Opinion
No. 38980.
January 26, 1967.
[1] Criminal Law — Entrapment — Instructions — Evidence in Support. The fact that the person to whom an accused allegedly made an unlawful sale of narcotics was a decoy and an informer does not, by itself, warrant an instruction on entrapment, since a finding of entrapment involves the accused's state of mind, i.e., whether or not he was lured into committing a crime that he had no intention of committing.
See Ann. 18 A.L.R. 146; Am.Jur.2d, Criminal Law § 144.
Appeal from a judgment of the Superior Court for King County, No. 44167, Robert A. Hannan, J., entered June 10, 1966. Affirmed.
Prosecution for a narcotics violation. Defendant appeals from a conviction and sentence.
Robert A. Castrodale, for appellant. (Appointed counsel for appeal).
Charles O. Carroll and Larry L. Barokas, for respondent.
A jury found the defendant guilty of a violation of the Uniform Narcotic Drug Act. From the judgment and sentence, based upon the verdict, the defendant appeals.
The evidence showed the sale by the defendant of 13 gelatin capsules of heroin (one of which he was permitted to keep) for $100.
The evidence of the sale and delivery of the heroin was so conclusive that the only reason for reversal urged on this appeal is entrapment, or rather the even narrower ground that the sale being to a decoy or informer an entrapment instruction should have been given, even though the defendant did not testify.
[1] The trial court refused to give an instruction on entrapment, and properly so. The defendant did not testify.
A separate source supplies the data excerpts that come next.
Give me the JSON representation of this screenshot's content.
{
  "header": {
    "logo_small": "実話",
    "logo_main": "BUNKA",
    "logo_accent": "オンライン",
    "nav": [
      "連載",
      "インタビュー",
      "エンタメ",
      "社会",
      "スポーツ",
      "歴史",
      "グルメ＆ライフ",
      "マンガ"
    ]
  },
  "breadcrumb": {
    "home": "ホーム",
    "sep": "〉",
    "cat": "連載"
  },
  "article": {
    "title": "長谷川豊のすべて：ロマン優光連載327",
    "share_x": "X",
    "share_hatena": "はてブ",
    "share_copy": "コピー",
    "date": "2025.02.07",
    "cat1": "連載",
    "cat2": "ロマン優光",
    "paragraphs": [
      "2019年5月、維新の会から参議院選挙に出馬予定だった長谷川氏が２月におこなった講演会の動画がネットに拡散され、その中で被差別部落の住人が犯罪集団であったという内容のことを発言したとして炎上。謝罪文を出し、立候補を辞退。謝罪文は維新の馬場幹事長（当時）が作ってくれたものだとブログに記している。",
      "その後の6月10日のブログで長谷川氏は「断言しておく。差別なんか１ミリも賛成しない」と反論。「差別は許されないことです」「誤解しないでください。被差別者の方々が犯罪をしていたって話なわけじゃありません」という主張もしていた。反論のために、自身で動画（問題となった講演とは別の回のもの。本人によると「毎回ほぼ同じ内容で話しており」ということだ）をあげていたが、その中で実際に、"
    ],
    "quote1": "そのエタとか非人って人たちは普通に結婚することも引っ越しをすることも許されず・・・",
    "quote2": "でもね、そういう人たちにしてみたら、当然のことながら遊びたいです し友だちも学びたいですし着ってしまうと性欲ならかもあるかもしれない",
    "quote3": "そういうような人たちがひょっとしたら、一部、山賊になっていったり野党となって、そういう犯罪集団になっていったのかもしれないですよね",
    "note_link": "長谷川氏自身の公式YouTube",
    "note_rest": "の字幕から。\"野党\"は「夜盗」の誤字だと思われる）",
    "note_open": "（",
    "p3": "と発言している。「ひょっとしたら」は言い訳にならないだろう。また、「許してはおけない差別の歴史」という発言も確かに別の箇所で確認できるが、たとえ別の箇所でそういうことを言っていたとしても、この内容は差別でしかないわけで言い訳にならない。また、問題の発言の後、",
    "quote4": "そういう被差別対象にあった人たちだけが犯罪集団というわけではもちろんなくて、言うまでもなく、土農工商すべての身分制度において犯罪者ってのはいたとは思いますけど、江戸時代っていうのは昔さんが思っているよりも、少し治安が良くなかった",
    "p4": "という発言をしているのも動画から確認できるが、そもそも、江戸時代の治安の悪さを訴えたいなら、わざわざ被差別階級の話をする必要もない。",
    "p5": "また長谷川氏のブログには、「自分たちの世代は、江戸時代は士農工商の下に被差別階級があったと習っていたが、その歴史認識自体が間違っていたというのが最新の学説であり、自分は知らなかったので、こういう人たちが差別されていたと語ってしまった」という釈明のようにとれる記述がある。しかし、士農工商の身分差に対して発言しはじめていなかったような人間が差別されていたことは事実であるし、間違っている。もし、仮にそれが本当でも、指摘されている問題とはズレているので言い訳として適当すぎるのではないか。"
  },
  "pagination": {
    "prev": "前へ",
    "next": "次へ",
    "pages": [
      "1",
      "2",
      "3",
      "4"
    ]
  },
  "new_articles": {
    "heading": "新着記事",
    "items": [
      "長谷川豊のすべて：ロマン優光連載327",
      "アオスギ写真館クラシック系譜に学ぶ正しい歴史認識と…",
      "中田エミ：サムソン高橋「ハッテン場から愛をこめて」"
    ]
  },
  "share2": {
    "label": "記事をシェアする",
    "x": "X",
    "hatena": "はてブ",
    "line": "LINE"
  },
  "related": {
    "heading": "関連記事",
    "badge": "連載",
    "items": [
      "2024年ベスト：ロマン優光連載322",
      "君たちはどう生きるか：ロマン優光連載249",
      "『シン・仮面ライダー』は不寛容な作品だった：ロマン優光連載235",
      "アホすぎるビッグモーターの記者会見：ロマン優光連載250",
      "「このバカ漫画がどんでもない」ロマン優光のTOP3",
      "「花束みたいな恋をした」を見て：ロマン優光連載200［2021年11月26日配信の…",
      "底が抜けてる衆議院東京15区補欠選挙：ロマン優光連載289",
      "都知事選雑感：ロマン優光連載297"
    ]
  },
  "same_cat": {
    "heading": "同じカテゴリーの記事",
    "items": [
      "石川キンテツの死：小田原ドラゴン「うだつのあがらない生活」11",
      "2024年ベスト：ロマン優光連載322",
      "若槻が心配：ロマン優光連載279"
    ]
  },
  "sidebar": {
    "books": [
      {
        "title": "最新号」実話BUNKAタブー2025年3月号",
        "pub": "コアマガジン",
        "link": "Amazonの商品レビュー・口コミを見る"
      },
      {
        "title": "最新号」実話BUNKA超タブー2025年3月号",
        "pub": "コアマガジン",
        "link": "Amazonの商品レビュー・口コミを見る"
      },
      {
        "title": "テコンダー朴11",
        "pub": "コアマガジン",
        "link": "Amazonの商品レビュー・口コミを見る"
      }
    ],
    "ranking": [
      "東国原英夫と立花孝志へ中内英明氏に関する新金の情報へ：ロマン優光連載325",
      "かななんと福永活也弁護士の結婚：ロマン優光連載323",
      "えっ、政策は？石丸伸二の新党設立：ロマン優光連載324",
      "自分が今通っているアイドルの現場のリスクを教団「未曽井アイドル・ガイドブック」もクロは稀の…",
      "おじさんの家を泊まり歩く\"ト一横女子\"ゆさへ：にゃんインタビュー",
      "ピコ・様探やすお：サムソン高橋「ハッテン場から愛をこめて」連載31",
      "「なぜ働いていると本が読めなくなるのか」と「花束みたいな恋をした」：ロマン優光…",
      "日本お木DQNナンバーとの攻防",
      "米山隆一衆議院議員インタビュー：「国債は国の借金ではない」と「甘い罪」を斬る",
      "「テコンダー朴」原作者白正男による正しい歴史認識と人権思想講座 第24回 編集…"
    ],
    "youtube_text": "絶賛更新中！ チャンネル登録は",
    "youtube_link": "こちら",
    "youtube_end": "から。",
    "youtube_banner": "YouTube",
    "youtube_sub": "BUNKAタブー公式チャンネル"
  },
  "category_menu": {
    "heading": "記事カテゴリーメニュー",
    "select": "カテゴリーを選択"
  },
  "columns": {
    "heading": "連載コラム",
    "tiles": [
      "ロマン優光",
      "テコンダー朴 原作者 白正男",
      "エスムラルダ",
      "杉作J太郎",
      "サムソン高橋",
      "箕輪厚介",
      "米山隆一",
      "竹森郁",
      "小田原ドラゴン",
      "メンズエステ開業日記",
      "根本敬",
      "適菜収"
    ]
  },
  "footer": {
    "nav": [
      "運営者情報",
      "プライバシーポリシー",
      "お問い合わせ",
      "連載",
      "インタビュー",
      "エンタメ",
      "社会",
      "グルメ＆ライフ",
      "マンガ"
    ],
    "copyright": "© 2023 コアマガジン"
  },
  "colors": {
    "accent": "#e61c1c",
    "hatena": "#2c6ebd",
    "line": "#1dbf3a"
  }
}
There is no evidence as to his state of mind; no evidence to indicate that he was lured or inveigled into making this sale of heroin. The person to whom the sale was made, though a decoy and an informer, merely afforded the defendant the opportunity to make the sale. This does not warrant an instruction on entrapment. State v. Gray, 69 Wn.2d 432, 418 P.2d 725 (1966); Seattle v. Gleiser, 29 Wn.2d 869, 189 P.2d 967 (1948); State v. Berry, 200 Wn. 495, 93 P.2d 782 (1939).
The judgment appealed from is affirmed.